とにかくモノホンのアプリオリ文化資本感を出すのには山に行くことが大事です。傾向としては箱根、軽井沢、蓼科、那須みたいな避暑地です。泊まるのはまあ小ぶりな別荘か地味めなクラシックホテル。間違ってもエクシブとか行ったらダメです。会員制リゾートホテルみたいな軽薄な感じは己が文化資本詐欺師だとバレてしまうのでアプリオリの人たちから軽蔑と嘲笑の対象になります。そもそも何でもかんでも会員制という言葉をありがたがって価値を見出すのはお上りさんぽくて見苦しいのでそれも軽蔑されちゃうのかもしれません。私は心が田舎者なので会員制って大好きですなんですけどね。

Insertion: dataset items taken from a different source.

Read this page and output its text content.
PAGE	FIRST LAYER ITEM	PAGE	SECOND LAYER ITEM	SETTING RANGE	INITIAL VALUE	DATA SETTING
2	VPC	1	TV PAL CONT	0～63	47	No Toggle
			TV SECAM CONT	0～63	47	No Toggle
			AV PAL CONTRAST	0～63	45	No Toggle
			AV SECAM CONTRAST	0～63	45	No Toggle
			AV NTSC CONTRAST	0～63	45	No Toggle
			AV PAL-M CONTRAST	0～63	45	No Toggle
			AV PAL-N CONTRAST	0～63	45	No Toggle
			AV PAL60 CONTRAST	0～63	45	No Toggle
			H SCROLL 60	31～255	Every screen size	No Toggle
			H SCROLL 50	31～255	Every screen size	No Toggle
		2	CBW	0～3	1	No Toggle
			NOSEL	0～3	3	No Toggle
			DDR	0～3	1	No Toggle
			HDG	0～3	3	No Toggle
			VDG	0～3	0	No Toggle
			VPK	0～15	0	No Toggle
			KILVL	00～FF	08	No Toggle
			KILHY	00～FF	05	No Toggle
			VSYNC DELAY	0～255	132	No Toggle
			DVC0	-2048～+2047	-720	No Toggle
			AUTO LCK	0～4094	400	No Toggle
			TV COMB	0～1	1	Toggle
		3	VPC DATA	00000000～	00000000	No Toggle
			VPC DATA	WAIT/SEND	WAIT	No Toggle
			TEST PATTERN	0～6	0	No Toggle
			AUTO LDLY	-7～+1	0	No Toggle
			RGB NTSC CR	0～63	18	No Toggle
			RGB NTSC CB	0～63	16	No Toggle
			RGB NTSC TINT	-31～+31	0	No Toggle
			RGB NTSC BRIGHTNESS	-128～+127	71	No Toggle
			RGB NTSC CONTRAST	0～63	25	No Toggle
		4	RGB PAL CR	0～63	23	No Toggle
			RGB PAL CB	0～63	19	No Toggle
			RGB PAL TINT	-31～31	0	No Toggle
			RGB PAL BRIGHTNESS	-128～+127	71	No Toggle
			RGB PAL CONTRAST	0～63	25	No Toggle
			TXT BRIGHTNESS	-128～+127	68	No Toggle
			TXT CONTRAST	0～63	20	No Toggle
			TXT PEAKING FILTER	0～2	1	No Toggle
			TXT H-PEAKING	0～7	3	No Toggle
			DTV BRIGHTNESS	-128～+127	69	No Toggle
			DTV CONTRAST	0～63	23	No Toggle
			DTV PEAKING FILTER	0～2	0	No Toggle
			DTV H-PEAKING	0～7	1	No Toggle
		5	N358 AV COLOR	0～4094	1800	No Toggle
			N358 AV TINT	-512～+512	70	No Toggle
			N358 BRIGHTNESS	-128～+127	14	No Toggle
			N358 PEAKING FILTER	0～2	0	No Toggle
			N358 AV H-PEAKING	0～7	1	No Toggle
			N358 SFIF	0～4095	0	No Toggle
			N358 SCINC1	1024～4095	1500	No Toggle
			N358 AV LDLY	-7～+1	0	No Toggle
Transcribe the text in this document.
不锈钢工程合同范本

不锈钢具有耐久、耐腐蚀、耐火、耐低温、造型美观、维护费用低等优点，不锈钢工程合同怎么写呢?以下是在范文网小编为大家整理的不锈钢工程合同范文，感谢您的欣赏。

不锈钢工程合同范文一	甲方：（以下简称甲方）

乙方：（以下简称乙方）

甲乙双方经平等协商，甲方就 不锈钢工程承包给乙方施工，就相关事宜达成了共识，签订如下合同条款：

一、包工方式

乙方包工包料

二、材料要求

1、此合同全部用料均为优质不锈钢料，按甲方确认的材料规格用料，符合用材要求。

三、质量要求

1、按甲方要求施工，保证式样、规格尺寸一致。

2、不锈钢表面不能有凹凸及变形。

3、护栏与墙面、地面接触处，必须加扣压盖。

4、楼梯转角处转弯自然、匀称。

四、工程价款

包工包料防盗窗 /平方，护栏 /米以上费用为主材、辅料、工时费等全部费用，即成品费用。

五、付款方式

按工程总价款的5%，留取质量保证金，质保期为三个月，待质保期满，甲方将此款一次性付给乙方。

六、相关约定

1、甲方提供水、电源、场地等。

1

ご飯はあんまり煌びやかな感じじゃなくてフレンチだけど郷土料理っぽいのがいいです。チャラチャラするとすぐ詐欺師とばれます。軽井沢に行ってもアウトレットとか寄ったらもうバレる。何が欲しいわけでもなく値段に釣られて買い物に行くのはバキバキ文化資本人からはマイナスポイントらしいです。ああ生きにくいね。地獄とは他者だ

○旅行、ナニスルノ?
僕は文化資本詐欺師なのでついつい旅行行ったら何かしたくなっちゃいますけど、あんまり動かない方がいいっぽいです。ゴルフとかテニスとかどうしても動きたいならいいですけど、じっとしてられないアラモアナ的多動の人かなと思われるのでダラダラするのが1番です。あとゴルフは少し忌避されてる感じもあります。接待とかそういう印象が強いからですかね。アガサ・クリスティとかサガンとかダラダラ読んで、セックスして寝て起きて、ケーキ食ってまた寝る。これでいいんじゃないでしょうか。サガンは流石に演出が過剰かもしれないのでもしかしたら「あれこの人の文化資本はアプリオリじゃないかも!」とバレるかもしれません。適当なエッセイ集とかがいいかもしれませんね。ただダラダラしすぎても隣の女がキレたりするので行きたいところは事前に聞いて擦り合わせておきましょう。箱根にはポーラ美術館とかありますね。行ってもいいですけど、あんまりウンチクを語ったりすると普通に「あ、この人頑張って勉強したんだなぁ!」とアプリオリの人から詐欺師認定されるので注意しましょう。美術への解析度が高すぎるとわざとらしいので「ママがこの絵好きで私も好きになったの!」みたいなアプリオリ文化資本ガールに「そうなんだー」とかほどほどに相槌を打ち、一度も親と美術館に行かなかったあなたが後天的に西洋美術入門のムック本で身につけたスーラやモディリアーニへの愛を心の奥深くに封印しておきましょう。